Percutaneous surgery : percutaneous osteotomies of lateral metatarsal necks

Claw toes

This surgery can be managed with several procedures eventually associated depending on the indication:

  • A vertical position of P1, with hyperextension of MTP1, is corrected by the section of the long extensor tendon. A plantar osteotomy of P1 can be associated to supplement the 1st phalanx lowering.
  • The fixed flexion (called flessum) of the proximal inter-phalangeal (PIP) joint is treated by percutaneous section of the superficial flexor tendon, eventually associated with a plantar osteotomy of P2. The classical open alternative is the arthroplastic resection of P2 head, or even the PIP arthrodesis. This arthrodesis is a fusion of the PIP, fixed with a wire which is removed 3 weeks later painlessly in consultation.
  • The bandage is capital since it maintains the corrections. Therefore, it conserves the 1st phalanx in a lowered position and the PIP in extension.

What are the dangers?

These techniques are well known to be difficult to achieve, though they look attractive.

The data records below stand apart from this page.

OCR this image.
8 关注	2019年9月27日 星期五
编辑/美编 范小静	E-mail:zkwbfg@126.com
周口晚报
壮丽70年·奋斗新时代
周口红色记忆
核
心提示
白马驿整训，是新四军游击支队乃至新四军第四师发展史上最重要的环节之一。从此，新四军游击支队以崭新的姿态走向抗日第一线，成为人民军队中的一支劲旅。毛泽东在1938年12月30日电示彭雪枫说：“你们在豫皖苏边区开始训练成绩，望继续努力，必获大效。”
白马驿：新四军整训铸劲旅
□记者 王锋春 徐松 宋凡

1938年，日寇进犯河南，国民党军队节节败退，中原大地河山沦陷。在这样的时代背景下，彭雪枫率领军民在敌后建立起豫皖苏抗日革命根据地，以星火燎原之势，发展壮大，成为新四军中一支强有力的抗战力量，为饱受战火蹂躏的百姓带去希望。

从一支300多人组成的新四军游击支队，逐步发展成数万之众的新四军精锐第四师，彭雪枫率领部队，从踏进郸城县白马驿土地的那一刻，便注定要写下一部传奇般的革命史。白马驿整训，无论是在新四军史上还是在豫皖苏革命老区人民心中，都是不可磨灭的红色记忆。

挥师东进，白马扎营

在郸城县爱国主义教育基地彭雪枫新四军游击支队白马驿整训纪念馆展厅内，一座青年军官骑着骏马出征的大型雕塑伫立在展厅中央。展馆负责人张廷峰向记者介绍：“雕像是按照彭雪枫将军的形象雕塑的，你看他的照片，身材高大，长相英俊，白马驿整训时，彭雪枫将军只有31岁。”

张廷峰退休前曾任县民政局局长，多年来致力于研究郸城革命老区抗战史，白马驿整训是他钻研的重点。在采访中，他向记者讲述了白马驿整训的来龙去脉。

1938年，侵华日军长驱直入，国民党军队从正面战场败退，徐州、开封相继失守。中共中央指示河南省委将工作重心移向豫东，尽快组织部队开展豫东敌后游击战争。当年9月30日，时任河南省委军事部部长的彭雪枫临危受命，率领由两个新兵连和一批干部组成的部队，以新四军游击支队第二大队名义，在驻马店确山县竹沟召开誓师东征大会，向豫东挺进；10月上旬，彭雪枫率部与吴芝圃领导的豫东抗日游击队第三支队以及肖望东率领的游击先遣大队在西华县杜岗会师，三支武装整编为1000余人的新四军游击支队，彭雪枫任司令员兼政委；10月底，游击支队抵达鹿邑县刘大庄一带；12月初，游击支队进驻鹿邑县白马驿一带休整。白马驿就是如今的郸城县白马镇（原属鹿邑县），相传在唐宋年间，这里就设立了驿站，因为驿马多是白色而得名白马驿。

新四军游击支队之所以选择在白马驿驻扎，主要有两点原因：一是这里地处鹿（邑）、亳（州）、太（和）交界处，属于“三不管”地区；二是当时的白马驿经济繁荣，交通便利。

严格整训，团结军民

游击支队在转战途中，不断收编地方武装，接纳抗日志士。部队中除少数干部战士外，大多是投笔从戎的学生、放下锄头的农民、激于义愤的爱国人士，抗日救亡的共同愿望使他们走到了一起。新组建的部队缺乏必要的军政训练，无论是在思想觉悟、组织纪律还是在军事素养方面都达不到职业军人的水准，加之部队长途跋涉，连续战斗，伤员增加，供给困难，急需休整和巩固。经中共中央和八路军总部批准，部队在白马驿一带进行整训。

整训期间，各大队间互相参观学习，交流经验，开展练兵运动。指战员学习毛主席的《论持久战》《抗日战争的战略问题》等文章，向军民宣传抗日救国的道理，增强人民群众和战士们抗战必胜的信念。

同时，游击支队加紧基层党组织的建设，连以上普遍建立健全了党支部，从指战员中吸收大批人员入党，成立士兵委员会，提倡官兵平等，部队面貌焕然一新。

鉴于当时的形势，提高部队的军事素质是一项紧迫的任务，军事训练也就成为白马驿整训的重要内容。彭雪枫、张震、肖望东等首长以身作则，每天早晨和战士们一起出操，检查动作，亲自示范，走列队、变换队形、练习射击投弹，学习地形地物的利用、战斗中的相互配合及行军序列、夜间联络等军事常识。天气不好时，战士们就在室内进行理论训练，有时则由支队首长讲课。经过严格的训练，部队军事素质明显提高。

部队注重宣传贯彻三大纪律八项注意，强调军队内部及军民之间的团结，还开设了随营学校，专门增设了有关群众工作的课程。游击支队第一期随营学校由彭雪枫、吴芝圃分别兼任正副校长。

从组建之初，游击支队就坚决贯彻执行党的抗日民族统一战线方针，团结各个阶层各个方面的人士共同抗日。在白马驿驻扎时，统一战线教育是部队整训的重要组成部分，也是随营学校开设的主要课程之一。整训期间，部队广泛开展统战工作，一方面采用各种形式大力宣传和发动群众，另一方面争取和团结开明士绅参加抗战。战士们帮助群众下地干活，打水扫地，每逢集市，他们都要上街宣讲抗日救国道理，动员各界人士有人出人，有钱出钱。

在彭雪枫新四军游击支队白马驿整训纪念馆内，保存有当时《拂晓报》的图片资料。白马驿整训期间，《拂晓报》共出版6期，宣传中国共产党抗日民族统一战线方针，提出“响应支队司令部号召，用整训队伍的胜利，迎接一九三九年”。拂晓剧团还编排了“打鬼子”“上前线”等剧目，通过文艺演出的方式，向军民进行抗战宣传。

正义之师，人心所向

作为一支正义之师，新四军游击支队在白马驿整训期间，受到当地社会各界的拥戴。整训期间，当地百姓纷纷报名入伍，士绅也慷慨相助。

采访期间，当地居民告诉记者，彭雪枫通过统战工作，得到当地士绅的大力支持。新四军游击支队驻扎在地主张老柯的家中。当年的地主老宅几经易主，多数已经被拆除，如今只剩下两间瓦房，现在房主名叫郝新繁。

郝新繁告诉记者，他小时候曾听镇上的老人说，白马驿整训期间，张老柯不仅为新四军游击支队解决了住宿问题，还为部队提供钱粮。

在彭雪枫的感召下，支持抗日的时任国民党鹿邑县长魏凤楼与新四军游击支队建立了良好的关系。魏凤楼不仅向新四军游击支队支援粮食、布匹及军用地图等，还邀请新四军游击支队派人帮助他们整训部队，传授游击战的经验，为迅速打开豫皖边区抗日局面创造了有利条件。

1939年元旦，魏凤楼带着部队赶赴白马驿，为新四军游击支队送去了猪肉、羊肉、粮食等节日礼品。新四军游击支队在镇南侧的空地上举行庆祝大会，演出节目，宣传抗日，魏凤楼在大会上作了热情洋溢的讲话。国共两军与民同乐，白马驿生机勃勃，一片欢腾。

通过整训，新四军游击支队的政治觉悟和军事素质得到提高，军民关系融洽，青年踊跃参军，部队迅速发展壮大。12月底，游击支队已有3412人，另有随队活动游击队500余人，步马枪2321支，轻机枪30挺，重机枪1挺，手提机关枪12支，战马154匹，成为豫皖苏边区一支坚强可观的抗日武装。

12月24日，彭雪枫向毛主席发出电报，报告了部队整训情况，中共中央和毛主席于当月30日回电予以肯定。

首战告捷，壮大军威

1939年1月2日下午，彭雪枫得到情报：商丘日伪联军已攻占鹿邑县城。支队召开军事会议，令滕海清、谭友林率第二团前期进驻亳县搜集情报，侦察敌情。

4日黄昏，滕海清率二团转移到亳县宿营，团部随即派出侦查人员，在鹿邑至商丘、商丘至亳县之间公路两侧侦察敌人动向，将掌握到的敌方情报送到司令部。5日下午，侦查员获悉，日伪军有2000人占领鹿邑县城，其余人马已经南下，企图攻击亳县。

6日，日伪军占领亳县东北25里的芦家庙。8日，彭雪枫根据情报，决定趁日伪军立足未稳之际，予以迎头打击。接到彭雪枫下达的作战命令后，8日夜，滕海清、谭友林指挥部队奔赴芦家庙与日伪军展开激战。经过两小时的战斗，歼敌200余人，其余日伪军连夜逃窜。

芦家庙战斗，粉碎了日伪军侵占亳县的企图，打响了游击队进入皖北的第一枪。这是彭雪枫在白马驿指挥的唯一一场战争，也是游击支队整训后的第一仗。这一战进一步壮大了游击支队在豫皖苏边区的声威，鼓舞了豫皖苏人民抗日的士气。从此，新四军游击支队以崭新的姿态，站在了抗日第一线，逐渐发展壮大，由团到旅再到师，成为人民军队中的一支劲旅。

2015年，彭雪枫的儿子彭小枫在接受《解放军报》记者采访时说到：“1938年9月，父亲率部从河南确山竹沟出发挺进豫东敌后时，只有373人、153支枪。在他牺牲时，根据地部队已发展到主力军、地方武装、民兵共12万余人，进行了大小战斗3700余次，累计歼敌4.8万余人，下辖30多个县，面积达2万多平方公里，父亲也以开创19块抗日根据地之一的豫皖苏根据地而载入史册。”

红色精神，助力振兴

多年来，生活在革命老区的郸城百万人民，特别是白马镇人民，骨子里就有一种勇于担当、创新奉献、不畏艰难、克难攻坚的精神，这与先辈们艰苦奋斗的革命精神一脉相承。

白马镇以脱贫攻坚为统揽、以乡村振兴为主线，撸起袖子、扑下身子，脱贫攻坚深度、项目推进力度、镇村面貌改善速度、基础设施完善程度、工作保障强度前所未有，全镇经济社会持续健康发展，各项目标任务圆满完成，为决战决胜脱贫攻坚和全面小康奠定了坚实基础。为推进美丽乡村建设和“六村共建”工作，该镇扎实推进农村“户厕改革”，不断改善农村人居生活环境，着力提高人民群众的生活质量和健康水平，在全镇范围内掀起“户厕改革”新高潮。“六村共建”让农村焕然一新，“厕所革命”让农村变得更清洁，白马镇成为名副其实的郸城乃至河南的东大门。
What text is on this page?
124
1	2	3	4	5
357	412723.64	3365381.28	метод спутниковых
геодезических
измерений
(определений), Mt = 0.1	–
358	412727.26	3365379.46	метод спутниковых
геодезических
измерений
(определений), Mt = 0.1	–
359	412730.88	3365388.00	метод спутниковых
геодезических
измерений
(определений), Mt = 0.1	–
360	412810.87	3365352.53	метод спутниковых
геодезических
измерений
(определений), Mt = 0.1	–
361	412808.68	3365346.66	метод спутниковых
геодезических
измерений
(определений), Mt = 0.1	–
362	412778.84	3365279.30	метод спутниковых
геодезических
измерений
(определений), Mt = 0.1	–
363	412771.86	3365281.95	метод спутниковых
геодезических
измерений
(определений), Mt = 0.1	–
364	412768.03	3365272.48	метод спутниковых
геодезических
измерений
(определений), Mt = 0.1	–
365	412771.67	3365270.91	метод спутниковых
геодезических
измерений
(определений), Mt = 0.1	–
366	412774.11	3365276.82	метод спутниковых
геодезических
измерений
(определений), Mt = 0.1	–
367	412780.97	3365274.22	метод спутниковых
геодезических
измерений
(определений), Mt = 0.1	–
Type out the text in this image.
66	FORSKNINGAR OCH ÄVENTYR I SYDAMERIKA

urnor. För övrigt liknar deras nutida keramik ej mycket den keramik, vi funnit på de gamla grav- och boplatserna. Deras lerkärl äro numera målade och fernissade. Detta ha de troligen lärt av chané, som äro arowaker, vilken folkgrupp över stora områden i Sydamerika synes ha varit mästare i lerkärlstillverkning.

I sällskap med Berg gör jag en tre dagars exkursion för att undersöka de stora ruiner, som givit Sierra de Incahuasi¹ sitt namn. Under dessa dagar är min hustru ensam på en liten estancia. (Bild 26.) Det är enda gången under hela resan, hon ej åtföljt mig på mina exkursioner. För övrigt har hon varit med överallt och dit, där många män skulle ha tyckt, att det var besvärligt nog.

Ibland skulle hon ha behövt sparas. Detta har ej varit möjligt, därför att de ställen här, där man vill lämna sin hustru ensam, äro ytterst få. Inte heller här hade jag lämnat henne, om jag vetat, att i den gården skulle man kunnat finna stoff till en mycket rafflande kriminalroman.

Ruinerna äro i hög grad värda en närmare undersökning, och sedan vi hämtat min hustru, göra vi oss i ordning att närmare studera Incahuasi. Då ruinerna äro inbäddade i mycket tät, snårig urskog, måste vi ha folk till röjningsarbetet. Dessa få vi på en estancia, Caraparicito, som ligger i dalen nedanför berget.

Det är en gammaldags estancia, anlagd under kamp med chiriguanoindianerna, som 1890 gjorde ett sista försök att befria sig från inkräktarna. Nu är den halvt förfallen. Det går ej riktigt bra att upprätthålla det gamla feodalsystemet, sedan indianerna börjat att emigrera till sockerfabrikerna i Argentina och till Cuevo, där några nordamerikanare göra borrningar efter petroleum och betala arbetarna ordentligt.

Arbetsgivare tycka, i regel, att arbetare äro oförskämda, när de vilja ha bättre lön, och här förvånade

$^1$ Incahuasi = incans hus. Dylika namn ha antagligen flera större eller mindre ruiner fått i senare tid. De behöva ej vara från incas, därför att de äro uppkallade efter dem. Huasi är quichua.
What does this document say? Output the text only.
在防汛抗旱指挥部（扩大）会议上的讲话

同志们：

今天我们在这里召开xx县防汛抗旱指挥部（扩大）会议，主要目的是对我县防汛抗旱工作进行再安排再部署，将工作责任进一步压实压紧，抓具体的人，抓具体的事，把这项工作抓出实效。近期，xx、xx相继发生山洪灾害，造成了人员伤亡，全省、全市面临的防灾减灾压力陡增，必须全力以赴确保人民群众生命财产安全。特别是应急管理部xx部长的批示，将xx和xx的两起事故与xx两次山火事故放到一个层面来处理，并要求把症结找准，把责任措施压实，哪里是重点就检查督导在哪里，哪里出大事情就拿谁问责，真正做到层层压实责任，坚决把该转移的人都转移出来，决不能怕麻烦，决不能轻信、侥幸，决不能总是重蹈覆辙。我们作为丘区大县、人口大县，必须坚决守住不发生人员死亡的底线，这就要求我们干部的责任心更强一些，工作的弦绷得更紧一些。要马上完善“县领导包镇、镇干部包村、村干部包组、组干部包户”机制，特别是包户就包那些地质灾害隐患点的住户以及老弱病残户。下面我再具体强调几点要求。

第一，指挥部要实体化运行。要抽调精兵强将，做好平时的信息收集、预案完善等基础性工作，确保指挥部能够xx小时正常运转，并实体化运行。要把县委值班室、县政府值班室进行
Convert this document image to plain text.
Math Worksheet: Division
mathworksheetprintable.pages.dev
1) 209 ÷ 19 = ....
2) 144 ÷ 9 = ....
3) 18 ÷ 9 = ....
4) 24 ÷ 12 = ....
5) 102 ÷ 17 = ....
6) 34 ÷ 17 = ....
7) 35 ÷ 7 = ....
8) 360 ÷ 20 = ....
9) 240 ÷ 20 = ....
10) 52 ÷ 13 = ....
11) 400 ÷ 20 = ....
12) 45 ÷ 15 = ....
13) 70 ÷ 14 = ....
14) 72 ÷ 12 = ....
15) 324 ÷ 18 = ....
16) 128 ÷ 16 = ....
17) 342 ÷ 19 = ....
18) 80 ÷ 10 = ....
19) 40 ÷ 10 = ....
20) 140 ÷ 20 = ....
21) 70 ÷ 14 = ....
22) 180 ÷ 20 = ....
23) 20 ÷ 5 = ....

The danger comes from the use of aggressive tools and instruments without any visual control. The usual gesture of the orthopedic surgery is totally different. The surgeon must acquire it by following theoretic and practical courses such as practice on corpses.
With surgical solutions providing little scars, the patient’s requests must be analyzed. Surgery cannot be the answer of a purely esthetic demand. However surgical solutions, that is in first place an answer to pain or difficulties in footwear, can be made more esthetically acceptable
Finally, the surgeon must prevent from a “marketing” behaviour, a “sale” of a little-scar outpatient surgery, under local anesthesia. Percutaneous procedures are real surgical interventions with their risks and eventual heavy sequelae.